C’était un métis réputé pour son habileté et que la Sûreté mettait toujours sur les pistes difficiles, où il faisait merveille.

Il avait à son actif maintes captures dont on parlait avec admiration.

— Je me trouve en mission à Quang-Yen, expliqua-t-il, et je suis venu me mettre à votre disposition.

— Pourquoi faire ? s’exclama le commissaire. Je me le demande ! Est-ce que maintenant, à la Sûreté, vous arrêtez aussi les serpents ?

Rigo riposta :

— Vous êtes certain que le coupable est un cobra ! Moi, je ne le suis pas. Du moins, si c’est un cobra, il ne s’est peut-être pas trouvé par hasard dans la chambre de M. le résident. D’ailleurs, on l’eût découvert. Grimpé à l’étage, entré dans cette chambre, il y fût resté, engourdi après la piqûre.

— Vous allez fort, inspecteur !

— Vous croyez ?

Sortant de sa poche un de ces papiers grossiers, papier de bambou confectionné par les indigènes, l’inspecteur le présenta au commissaire.

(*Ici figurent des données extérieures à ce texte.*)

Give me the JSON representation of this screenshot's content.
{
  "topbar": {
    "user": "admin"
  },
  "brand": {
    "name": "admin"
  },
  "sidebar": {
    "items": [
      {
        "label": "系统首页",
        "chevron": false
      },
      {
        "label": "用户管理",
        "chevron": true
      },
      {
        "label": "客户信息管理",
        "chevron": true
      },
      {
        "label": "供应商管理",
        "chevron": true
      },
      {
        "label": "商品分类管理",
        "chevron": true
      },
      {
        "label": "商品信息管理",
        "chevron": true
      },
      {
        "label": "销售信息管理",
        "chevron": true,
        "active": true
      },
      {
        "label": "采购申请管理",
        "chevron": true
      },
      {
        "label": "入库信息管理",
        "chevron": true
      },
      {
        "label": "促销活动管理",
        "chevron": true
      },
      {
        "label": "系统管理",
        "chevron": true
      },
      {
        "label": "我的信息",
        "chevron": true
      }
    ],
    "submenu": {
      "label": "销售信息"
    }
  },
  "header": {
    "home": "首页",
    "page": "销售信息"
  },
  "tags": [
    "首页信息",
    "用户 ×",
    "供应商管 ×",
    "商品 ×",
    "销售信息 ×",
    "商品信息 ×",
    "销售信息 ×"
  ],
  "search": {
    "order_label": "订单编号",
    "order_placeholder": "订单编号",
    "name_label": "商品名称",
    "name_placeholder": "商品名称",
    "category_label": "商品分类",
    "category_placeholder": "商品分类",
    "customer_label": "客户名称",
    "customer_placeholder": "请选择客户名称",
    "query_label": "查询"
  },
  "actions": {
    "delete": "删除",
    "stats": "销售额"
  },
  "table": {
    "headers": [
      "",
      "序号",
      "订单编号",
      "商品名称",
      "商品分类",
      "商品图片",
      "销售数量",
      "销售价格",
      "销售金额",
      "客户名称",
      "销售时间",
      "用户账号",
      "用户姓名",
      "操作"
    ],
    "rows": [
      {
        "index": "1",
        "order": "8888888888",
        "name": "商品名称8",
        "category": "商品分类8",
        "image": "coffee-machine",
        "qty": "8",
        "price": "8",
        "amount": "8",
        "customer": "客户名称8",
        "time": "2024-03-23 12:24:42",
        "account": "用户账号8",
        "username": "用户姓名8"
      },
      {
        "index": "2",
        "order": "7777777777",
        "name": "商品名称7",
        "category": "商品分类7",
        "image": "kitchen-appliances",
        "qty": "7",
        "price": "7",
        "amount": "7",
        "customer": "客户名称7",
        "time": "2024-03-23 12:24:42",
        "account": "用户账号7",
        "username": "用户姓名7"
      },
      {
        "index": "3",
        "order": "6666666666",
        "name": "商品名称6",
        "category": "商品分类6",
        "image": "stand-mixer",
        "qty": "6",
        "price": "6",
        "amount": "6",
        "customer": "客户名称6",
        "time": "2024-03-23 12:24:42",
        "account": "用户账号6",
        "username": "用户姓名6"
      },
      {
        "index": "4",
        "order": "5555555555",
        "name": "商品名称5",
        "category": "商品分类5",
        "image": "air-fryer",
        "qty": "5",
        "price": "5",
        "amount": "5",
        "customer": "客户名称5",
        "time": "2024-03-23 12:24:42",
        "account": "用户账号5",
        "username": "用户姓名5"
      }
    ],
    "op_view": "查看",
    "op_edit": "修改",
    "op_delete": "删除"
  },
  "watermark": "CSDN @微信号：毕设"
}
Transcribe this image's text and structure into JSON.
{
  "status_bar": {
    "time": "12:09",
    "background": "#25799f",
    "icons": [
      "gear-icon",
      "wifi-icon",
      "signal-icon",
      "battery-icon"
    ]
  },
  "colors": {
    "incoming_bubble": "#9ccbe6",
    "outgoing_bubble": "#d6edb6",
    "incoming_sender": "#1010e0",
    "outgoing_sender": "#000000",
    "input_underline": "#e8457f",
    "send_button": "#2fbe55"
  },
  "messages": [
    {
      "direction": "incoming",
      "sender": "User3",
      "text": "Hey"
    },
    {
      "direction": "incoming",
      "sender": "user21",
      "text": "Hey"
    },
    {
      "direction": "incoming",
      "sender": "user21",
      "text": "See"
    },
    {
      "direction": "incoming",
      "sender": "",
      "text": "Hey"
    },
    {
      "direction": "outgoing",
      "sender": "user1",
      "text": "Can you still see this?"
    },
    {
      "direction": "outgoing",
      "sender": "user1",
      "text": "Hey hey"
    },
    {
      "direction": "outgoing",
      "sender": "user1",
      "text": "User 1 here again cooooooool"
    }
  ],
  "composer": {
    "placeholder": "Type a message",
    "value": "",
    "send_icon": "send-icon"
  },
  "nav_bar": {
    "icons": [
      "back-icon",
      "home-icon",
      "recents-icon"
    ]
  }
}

— Voyez ce tract. J’en ai trouvé trois exemplaires ce matin dans le parc. Je suis certain que nous devons en découvrir d’autres dans la maison. J’ai traduit le texte peint en caractères. C’est une menace de mort.

Écoutez plutôt :

« À toi, Mandarin Blanc, gouverneur de la Province, il est mandé : Tu as sévi maintes fois contre nous, tu as été dur, sévère pour les nôtres.

Ce jour, nous t’avons condamné !
Tu mourras !…

Toi, et beaucoup d’autres, quand le temps sera venu ! »

Rigo s’arrêta, scrutant le visage du commissaire.

Mais celui-ci restait impassible.

— Eh bien ! que dites-vous de ce morceau ?

— Je ne sais pas… Je ne vois pas… balbutia le fonctionnaire.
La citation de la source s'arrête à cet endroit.